La situation de cette semaine a montré à quel point l'Allemagne se trouve à la croisée des chemins, sous la pression d'une inflation déstabilisatrice qui touche principalement des secteurs tels que l'agriculture, l'alimentation, l'énergie et les services, dont les prix ont augmenté nettement plus que la moyenne annuelle générique, qui est d'environ 10 %. Dans le secteur de l’énergie, par exemple, qui a été durement touché par la rupture des approvisionnements en gaz russe en raison de la politique de confrontation avec Moscou à propos de la guerre en Ukraine, le taux d’inflation a dépassé 40 % par an.

La crise qui a suivi a relancé le mouvement syndical allemand, freiné ces dernières années par des stratégies plus collaboratives avec le capital, malgré les sévères réductions des investissements sociaux et des salaires provoquées par les politiques d’austérité fiscale qui prévalent dans presque toute l’Europe, souvent mises en œuvre par les partis socialistes. ou des sociaux-démocrates, avec l'aide des Verts, comme ce fut le cas en Allemagne.

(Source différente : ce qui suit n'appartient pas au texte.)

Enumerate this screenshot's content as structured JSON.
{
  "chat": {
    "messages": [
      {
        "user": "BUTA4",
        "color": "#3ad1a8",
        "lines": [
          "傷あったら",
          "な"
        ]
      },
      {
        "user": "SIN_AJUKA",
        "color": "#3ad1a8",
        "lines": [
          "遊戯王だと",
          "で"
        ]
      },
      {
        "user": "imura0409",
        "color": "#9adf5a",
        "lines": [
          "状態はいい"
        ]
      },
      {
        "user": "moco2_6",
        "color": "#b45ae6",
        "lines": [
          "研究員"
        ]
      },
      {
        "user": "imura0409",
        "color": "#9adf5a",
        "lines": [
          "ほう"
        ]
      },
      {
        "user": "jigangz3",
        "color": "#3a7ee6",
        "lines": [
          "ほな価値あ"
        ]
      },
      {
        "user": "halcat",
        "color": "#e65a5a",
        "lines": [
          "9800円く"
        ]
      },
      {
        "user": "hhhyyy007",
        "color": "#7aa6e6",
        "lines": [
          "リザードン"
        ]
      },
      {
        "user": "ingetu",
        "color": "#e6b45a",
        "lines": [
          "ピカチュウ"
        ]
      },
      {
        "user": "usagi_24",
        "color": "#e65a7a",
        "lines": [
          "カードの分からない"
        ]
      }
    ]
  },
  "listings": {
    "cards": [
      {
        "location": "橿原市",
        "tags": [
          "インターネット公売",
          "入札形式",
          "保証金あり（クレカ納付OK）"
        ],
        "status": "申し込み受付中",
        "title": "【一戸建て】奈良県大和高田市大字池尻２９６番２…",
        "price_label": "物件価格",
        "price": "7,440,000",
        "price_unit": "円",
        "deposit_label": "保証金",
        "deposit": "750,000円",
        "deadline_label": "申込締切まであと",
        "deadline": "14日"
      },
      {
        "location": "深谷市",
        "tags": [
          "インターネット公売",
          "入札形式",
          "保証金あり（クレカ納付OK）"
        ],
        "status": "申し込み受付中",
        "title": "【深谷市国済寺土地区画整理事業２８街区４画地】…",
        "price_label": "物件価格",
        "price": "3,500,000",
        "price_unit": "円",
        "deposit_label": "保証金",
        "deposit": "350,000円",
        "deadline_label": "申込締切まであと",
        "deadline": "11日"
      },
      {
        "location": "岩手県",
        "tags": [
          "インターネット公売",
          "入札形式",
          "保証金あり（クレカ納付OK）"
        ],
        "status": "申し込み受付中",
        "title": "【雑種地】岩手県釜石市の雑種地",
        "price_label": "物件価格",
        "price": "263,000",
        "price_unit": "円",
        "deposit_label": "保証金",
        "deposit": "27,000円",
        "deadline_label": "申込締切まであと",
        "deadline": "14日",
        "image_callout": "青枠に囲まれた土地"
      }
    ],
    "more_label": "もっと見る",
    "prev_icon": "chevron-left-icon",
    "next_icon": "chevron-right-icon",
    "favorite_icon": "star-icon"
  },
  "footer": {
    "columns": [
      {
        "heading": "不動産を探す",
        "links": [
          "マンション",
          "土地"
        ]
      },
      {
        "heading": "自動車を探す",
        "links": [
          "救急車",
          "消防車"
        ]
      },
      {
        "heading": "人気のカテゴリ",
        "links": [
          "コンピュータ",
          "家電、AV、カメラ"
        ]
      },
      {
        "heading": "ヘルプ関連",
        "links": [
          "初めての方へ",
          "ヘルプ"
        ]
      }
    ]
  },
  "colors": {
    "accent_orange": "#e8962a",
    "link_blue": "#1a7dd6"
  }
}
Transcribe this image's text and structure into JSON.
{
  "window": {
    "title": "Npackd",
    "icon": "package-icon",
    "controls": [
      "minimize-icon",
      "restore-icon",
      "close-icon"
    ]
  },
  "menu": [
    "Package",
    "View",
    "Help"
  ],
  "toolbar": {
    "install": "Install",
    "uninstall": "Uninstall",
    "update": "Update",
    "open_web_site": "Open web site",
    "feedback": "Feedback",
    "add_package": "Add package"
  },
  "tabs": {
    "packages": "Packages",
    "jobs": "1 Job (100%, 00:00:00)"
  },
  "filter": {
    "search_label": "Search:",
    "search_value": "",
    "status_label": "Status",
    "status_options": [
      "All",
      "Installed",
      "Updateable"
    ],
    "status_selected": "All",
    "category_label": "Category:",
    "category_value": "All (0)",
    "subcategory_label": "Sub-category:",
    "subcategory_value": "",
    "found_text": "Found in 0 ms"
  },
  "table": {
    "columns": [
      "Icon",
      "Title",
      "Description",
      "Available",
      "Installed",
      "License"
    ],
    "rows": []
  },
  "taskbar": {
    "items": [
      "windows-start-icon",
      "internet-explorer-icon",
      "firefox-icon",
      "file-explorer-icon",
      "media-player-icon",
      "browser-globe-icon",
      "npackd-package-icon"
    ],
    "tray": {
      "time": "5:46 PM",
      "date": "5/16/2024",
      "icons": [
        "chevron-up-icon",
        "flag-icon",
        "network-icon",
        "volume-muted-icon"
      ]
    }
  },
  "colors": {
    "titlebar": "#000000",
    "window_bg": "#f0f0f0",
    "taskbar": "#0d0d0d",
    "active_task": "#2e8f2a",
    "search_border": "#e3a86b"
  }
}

D’un autre côté, la même crise a encouragé une fois de plus l’extrême droite, qui mobilise les cœurs et les esprits avec ses drapeaux démagogiques facilement contestables, comme la xénophobie contre les réfugiés et les immigrés, notamment ceux d’Afrique et du Moyen-Orient. Ces drapeaux rétrogrades ont été renforcés par la montée de l'islamophobie depuis l'attaque terroriste du Hamas en Israël le 7 octobre et les représailles brutales du gouvernement de Benjamin Netanyahu contre l'ensemble de la population palestinienne à Gaza et en Cisjordanie, qui a tué des enfants et des femmes. masse. Partout en Europe, et l’Allemagne ne fait pas exception, l’extrême droite veut cacher son passé traditionnellement antisémite en fomentant l’islamophobie, aidée par la politique officielle de répression contre les sympathisants palestiniens.

Bref, la situation est très grave d'un point de vue progressiste, car la tendance actuelle est que ce carrefour devienne une autoroute pour l'extrême droite, avec la renaissance de pratiques rappelant celles du Troisième Reich.

* Flavio Aguiar, journaliste et écrivain, est professeur à la retraite de littérature brésilienne à l'USP. Auteur, entre autres livres, de Chroniques du monde à l'envers (Boitetemps) [https://amzn.to/48UDikx]

Initialement publié le Rede Brasil Authentique.